The Human and Machine in German Culture

Instructors

Robert Ryder
847/491-8295
Kresge 3-327

Meeting Info

Kresge Centennial Hall 2-343: Mon, Wed, Fri 10:00AM - 10:50AM

Overview of class

From automata to cyborgs, this course explores ways in which mechanical devices have served as models to gain a deeper understanding of the human and nature in German literature, philosophy, film, and music. While the course is structured around the short prose and poetry of Eichendorff, Kafka, Wiener, Ernst Jünger and Fritz Lang, we will also read excerpts from significant texts by La Mettrie, Descartes, Heidegger, Benjamin, and Friedrich Kittler.
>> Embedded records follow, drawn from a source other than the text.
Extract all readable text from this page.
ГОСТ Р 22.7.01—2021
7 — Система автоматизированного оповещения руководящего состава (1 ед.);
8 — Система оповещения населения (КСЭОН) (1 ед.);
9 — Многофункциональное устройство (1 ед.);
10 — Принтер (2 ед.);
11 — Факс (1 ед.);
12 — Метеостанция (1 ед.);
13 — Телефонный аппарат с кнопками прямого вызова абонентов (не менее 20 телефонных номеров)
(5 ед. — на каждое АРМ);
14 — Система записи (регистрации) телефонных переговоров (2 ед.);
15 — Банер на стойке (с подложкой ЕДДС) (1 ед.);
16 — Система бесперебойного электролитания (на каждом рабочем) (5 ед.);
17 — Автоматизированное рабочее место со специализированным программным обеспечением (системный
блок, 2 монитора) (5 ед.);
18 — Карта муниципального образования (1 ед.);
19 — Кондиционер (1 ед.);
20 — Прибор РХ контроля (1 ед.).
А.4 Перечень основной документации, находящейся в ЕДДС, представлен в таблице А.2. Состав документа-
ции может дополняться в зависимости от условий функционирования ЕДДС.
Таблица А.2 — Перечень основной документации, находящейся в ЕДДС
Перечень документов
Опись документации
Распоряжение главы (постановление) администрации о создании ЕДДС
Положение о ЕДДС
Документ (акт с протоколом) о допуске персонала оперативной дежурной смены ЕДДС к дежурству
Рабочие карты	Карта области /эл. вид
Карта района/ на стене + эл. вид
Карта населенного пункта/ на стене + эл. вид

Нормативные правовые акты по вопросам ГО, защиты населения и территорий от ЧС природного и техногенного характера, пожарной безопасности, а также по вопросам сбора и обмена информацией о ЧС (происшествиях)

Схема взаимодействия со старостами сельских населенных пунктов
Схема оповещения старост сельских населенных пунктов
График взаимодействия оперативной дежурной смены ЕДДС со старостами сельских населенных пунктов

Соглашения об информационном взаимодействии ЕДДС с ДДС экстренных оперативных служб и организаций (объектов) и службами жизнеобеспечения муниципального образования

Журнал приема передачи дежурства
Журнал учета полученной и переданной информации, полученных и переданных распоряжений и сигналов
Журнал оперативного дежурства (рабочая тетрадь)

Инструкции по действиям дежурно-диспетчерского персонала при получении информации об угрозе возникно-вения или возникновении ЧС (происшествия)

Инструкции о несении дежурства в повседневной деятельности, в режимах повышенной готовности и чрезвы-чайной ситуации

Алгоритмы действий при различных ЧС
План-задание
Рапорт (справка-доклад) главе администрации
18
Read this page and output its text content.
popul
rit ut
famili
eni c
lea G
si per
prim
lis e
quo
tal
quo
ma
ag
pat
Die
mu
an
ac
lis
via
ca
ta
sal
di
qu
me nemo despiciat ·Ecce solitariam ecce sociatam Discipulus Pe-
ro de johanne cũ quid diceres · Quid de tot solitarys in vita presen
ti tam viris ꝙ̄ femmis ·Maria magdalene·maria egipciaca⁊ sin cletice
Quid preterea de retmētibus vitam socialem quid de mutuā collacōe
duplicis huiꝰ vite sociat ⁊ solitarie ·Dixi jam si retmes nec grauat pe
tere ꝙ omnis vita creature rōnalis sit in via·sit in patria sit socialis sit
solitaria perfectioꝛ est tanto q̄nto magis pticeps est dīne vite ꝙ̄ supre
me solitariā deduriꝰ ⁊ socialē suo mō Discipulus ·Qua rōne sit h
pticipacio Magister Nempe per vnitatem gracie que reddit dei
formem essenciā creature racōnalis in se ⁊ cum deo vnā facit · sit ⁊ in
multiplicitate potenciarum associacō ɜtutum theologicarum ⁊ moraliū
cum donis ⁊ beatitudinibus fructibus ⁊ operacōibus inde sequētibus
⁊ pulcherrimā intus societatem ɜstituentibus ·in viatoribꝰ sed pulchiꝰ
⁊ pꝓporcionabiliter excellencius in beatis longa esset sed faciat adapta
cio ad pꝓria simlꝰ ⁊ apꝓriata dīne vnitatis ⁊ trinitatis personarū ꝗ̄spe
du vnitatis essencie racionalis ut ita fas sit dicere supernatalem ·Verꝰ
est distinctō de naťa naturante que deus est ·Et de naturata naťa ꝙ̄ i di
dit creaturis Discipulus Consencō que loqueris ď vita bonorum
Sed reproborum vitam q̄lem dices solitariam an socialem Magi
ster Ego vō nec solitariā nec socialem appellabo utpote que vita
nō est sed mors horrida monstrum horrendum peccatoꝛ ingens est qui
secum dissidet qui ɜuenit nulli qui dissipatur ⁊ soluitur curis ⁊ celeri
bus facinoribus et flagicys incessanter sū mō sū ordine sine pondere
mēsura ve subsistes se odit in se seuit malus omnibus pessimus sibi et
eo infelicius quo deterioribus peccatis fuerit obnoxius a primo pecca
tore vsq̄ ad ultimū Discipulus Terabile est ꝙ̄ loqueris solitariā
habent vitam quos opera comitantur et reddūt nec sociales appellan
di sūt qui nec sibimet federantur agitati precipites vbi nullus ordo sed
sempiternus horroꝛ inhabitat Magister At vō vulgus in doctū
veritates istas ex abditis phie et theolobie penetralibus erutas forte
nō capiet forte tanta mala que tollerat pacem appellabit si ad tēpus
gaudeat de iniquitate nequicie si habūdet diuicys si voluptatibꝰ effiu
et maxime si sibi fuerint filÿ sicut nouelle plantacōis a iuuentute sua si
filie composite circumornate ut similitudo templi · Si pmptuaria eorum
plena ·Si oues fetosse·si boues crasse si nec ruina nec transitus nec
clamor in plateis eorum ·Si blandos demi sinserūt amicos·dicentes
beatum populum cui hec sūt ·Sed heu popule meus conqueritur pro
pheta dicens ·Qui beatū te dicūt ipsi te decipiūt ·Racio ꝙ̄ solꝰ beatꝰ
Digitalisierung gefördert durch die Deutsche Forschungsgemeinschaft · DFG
The course material will not only echo similar concerns and contexts, but will also allow us to ask significant questions that are as historically determined as they are philosophically oriented: how does the eighteenth-century automaton become a central symbol for the debate over the mind/body relationship? What is the relationship between the human worker and the machine, and the machine and the diabolical? In what way does the introduction of the machine redefine both "labor" and "war" in the twentieth century? In what ways does the writing process take on mechanical attributes, from the typewriter to Kafka's torture machine? Finally, all these questions and concerns are inflected in the latest chapter of this genealogy between human and machine: Artificial Intelligence.

Registration Requirements

Restricted to only 1st year students.

Learning Objectives

Beyond to course content, this spring quarter freshman seminar is also intended to help you learn how to become fully participating Weinberg students, and especially to further develop your writing skills.

Evaluation Method

Attendance, Class participation, Homework, Paper, final, Readings, Writing assignments

Class Materials (Required)

Jünger, Ernst. Glass Bees. (New York Review Books Classics) ISBN-13: 978-0940322554
Keun, Imgard. Gilgi. One of Us. (Penguin Modern Classics) ISBN-13: 978-0241391808

Class Attributes

WCAS Writing Seminar

Enrollment Requirements

Enrollment Requirements: Weinberg First Year Seminars are only available to first-year students.